Microsoft to meld cloud and on-premise management

Microsoft to meld cloud and on-premise management

Ryan O’Hara, Microsoft’s senior director for System Center, talks to about bringing cloud resources under the control of existing management tools

Daniel Robinson, 21 May 2010

Microsoft’s cloud computing strategy has so far delivered infrastructure and developer tools, but the company is now looking to add cloud support into its management platform to enable businesses to control workloads both on-premise and in the cloud from a single console.

Microsoft’s System Center portfolio has focused on catching up with virtualisation leader VMware on delivering tools that can manage both virtual and physical machines on-premise, according to Ryan O’Hara, senior director of System Center product management at Microsoft.

“Heretofore we’ve been investing in physical-to-virtual conversion integrated into a single admin experience, and moving from infrastructure to applications and service-level management,” he said.

Microsoft is now looking at a third dimension, that of enabling customers to extend workloads from their own on-premise infrastructure out to a public cloud, while keeping the same level of management oversight.

“We think that on-premise architecture will be private cloud-based architecture, and this is one we’re investing deeply in with Virtual Machine Manager and Operations Manager to enable these private clouds,” said O’Hara.

Meanwhile, the public cloud element might turn out to be a hosted cloud, an infrastructure-as-a-service, a platform-as-a-service or a Microsoft cloud like Azure.

The challenge is to extend the System Center experience to cover both of these with consistency, according to O’Hara. He believes this is where Microsoft has the chance to create some real differentiation in cloud services, at least from an enterprise viewpoint.

“I think, as we extend cross these three boundaries, it puts System Center and Microsoft into not just an industry leading position, but a position of singularity. I don’t think there is another vendor who will be able to accomplish that kind of experience across all three dimensions,” he said.

This is territory that VMware is also exploring with vSphere and vCloud, and the company signalled last year that it planned to give customers the ability to move application workloads seamlessly between internal and external clouds.

However, O’Hara said that Microsoft intends to go further than VMware and provide consistent management control across cloud boundaries at every level of the stack. All of Microsoft’s future management products will have cloud extensions, he said.

“VMware is investing heavily in infrastructure-level symmetry, creating mobility at the virtual machine level from the on-premise stack to the off-premise stack,” he said.

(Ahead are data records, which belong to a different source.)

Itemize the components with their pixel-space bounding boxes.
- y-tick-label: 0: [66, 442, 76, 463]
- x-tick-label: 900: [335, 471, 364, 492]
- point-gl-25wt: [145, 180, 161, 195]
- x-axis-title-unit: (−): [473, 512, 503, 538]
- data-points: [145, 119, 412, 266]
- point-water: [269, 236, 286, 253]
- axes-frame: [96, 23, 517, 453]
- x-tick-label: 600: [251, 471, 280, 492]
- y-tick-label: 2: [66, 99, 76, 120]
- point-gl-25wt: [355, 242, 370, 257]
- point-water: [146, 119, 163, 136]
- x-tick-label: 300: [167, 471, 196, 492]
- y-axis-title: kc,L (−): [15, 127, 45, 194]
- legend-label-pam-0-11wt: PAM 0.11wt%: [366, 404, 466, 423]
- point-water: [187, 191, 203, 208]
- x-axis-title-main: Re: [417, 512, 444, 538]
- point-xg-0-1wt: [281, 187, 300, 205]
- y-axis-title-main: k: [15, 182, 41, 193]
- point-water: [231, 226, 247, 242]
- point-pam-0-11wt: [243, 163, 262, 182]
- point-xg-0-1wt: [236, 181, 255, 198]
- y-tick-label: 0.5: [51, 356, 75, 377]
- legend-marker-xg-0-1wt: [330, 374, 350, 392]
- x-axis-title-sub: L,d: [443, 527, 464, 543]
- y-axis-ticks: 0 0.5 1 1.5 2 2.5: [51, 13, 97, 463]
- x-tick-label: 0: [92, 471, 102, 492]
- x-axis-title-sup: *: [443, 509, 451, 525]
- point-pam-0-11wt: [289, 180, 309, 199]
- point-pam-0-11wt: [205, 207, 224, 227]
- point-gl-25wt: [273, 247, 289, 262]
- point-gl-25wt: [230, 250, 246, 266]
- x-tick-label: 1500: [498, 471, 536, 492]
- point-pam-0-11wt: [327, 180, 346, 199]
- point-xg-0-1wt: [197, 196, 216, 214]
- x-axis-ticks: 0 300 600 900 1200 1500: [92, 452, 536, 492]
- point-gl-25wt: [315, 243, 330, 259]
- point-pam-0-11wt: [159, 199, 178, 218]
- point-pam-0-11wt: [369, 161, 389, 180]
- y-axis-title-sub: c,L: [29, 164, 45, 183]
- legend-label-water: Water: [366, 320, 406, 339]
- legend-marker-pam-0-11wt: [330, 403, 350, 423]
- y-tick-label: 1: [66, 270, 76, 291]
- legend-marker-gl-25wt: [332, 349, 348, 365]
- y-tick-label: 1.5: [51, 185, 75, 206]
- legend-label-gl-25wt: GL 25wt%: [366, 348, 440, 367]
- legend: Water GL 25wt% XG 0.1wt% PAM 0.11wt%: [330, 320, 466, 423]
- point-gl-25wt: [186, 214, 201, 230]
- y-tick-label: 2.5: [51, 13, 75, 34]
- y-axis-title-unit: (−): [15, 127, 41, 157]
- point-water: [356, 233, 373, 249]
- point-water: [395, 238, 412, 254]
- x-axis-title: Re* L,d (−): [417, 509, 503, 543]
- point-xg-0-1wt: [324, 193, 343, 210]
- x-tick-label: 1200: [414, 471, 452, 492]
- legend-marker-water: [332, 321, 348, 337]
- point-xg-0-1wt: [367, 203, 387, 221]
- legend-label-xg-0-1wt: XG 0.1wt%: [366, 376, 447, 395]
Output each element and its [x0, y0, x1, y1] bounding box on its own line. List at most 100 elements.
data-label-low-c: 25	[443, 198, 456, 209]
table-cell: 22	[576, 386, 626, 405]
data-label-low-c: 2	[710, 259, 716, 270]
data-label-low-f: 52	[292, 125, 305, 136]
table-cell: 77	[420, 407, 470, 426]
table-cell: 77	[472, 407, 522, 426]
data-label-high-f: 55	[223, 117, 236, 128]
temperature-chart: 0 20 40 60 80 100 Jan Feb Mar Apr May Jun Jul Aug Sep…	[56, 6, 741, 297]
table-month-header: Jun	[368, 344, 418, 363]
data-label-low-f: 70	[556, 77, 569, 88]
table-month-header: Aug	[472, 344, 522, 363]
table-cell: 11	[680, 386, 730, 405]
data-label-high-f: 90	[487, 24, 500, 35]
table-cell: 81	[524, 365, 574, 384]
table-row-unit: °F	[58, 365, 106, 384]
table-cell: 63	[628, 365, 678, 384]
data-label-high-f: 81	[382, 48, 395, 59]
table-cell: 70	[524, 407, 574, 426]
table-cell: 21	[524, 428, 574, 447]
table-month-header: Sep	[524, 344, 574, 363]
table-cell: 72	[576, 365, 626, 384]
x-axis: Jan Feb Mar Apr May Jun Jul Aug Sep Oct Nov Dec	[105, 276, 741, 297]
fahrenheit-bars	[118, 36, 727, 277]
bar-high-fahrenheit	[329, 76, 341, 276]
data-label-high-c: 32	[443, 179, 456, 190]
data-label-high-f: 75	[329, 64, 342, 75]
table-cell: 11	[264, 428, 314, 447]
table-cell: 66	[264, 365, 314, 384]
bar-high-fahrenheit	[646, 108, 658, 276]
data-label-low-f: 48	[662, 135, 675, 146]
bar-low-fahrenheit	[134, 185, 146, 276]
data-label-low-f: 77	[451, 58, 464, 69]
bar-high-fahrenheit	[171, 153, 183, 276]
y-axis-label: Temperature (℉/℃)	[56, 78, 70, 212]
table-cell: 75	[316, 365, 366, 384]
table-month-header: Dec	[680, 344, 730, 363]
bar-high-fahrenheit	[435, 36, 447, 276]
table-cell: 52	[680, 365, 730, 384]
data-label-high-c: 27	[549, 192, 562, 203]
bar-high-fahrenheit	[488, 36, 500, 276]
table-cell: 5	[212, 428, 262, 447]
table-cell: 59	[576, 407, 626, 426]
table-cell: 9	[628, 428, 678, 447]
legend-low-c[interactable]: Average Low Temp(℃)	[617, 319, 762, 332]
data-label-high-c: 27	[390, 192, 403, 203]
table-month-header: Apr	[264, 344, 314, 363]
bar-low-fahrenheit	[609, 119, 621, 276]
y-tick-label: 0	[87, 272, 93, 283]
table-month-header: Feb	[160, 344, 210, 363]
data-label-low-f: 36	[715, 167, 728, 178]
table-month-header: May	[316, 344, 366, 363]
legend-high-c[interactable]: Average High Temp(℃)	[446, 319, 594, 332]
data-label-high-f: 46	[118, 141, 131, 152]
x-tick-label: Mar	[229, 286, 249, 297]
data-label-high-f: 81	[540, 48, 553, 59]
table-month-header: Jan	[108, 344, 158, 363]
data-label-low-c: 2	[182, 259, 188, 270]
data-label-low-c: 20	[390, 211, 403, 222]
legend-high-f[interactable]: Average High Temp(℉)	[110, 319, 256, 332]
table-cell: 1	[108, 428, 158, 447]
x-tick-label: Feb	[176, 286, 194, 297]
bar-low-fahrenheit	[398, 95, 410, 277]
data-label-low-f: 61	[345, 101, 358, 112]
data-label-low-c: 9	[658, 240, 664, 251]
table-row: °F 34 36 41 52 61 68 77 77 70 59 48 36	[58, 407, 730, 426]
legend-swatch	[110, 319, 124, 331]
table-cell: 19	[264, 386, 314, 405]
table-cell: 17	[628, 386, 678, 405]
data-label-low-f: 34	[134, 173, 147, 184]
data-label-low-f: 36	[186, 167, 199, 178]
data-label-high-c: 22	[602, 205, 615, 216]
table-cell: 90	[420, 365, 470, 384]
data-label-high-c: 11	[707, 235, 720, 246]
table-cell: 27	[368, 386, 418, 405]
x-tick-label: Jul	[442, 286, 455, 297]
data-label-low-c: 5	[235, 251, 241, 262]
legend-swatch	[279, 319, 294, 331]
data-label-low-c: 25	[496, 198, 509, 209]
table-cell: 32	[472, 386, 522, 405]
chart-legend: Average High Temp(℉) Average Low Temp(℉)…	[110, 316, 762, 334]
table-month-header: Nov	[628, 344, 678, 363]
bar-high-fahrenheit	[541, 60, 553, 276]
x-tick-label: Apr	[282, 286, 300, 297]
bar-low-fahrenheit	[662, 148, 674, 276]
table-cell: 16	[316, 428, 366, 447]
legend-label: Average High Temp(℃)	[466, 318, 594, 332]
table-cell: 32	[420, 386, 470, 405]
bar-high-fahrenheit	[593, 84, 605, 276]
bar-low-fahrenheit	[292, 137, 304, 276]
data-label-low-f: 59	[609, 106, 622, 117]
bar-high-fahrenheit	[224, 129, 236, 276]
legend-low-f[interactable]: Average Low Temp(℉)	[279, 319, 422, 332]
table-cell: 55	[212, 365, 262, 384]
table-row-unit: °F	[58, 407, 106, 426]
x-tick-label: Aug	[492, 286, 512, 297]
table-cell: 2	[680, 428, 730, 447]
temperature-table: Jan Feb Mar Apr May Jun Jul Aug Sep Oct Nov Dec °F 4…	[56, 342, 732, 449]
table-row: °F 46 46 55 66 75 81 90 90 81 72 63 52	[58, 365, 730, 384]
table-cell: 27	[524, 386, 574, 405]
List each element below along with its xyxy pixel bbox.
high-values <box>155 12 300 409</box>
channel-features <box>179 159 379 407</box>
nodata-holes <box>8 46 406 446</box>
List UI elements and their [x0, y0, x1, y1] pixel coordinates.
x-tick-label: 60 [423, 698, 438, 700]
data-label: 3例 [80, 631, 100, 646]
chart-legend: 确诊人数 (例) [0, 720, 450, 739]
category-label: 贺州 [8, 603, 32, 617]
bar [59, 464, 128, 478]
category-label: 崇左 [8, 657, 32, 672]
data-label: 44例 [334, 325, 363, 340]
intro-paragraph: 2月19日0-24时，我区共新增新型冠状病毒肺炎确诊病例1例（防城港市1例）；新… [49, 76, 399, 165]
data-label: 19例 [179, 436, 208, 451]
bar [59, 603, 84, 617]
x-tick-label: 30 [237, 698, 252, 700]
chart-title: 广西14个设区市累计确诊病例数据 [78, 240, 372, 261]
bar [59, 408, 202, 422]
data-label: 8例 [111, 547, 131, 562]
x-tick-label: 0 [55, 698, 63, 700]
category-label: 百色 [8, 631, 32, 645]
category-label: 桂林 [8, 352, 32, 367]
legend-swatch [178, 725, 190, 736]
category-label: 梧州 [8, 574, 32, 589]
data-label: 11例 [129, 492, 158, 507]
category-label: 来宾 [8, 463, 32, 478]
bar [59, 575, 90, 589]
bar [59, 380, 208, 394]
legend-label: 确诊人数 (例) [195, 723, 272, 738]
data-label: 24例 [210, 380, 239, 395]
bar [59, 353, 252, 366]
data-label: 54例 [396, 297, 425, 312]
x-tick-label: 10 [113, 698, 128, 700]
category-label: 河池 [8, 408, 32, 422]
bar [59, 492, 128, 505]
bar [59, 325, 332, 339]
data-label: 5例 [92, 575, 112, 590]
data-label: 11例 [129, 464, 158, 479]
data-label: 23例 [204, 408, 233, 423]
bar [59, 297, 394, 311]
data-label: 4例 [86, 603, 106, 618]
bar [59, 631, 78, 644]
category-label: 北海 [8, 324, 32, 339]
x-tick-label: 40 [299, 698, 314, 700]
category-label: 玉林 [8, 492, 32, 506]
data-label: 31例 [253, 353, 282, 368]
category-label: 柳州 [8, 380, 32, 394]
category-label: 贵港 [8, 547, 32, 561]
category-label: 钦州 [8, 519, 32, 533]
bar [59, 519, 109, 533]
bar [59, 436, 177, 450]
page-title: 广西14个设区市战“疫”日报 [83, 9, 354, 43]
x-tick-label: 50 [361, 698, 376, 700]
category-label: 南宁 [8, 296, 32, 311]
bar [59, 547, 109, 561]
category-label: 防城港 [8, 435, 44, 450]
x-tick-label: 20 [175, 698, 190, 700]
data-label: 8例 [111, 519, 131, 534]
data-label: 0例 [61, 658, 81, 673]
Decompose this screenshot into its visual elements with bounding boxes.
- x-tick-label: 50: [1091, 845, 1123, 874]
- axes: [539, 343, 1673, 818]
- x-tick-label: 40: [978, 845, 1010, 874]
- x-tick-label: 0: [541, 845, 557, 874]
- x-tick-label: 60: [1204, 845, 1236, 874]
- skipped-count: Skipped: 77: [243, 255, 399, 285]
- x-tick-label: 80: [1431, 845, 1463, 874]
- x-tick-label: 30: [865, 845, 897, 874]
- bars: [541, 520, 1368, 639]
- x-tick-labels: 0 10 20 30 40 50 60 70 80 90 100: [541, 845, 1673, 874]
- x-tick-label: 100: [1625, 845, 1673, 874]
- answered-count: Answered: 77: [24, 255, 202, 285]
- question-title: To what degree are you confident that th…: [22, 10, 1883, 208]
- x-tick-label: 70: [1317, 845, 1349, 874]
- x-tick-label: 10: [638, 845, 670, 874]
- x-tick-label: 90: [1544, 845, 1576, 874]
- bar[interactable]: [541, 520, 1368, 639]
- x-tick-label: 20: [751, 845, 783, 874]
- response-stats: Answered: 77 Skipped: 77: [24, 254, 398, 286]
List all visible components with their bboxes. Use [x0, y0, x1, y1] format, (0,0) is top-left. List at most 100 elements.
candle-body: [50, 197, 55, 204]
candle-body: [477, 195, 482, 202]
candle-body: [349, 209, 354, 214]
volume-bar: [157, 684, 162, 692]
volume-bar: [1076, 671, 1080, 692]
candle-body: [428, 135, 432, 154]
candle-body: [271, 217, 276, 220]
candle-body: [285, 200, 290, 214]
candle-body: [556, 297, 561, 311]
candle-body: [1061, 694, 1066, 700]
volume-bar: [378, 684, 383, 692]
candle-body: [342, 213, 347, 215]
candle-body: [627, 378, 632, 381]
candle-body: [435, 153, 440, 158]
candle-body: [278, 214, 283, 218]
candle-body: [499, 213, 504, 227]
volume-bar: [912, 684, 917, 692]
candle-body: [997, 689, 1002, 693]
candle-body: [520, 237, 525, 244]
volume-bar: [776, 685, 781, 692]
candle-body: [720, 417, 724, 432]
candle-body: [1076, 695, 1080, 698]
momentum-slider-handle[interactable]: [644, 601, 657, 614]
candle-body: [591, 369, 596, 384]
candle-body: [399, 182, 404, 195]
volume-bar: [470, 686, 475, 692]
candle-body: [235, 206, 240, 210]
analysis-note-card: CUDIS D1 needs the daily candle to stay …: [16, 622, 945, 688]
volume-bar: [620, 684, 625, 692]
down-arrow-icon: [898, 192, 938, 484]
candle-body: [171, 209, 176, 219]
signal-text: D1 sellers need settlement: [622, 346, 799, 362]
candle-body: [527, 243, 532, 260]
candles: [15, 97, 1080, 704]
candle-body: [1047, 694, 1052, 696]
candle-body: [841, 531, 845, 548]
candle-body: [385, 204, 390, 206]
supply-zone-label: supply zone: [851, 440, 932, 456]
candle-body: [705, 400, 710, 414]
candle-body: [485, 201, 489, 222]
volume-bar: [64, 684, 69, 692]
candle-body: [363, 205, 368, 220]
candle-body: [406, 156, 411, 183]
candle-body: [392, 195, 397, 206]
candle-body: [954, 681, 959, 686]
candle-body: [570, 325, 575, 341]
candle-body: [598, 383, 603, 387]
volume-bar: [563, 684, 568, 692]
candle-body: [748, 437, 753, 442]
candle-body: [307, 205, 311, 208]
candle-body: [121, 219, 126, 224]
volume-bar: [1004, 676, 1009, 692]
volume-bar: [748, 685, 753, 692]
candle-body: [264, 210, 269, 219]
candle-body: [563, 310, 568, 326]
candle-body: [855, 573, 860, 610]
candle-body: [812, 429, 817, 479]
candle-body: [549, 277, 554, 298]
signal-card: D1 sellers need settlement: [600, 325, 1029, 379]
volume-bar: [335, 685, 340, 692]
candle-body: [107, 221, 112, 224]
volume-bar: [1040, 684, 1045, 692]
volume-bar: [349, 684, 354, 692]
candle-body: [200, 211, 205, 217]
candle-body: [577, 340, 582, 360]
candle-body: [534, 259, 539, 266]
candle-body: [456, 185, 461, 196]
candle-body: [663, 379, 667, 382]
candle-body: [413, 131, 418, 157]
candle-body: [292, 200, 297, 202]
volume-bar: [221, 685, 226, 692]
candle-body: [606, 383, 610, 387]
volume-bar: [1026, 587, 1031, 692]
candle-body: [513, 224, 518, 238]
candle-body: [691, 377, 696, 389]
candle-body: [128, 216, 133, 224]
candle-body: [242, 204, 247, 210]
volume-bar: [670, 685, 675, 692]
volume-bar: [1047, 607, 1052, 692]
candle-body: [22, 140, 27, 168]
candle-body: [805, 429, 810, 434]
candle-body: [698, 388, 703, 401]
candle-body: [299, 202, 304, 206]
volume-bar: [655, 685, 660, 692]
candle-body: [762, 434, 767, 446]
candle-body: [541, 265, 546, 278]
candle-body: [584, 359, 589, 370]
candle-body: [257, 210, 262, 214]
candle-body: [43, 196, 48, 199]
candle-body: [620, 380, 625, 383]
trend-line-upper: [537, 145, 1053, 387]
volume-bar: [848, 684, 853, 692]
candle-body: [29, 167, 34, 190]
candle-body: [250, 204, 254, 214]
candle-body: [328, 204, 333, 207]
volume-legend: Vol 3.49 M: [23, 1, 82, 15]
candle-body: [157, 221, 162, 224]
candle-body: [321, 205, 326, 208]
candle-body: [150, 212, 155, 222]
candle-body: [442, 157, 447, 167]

“That’s interesting, but there’s no uniformity of platform, no uniformity of managing service levels between the on- and off-premise capability, and there’s really not a lot of insight on applications being delivered across the infrastructure.”

In other words, VMware’s focus is on moving virtual machines around, rather than managing the applications running inside them.

“One of the things we’re highlighting is that we’re extending across the public boundary using Systems Center and familiar assets like Operations Manager 2007 to manage an Azure application in conjunction with your on-premise application workloads. Having established two discrete management stacks, we’re now looking at bringing them together,” said O’Hara.

Microsoft announced in April that a forthcoming Management Pack for Azure, coming in the second half of 2010, will give customers the ability to control Azure components within the Operations Manager 2007 R2 console.

This is a necessary path to take, O’Hara explained, otherwise cloud computing will turn into yet another separate application stack with its own management tools and expertise.

“Frankly, we’re going down a path where, if we don’t do this, we’re going to end up with a third silo in the organisation, with cloud engineers as well as infrastructure engineers and virtualisation engineers. That’s a cost model that I don’t think is viable,” he said.

Microsoft is also spinning back the expertise it has gained from Azure and its compute fabric management capabilities into Windows Server and its on-premise infrastructure, according to O’Hara. Announcements around this are expected in the next couple of months.

The next generation of Virtual Machine Manager and Operations Manager, which Microsoft has dubbed its ‘VNext’ releases, are due in 2011 and will have “even more robust investments incorporating cloud scenarios”, O’Hara said.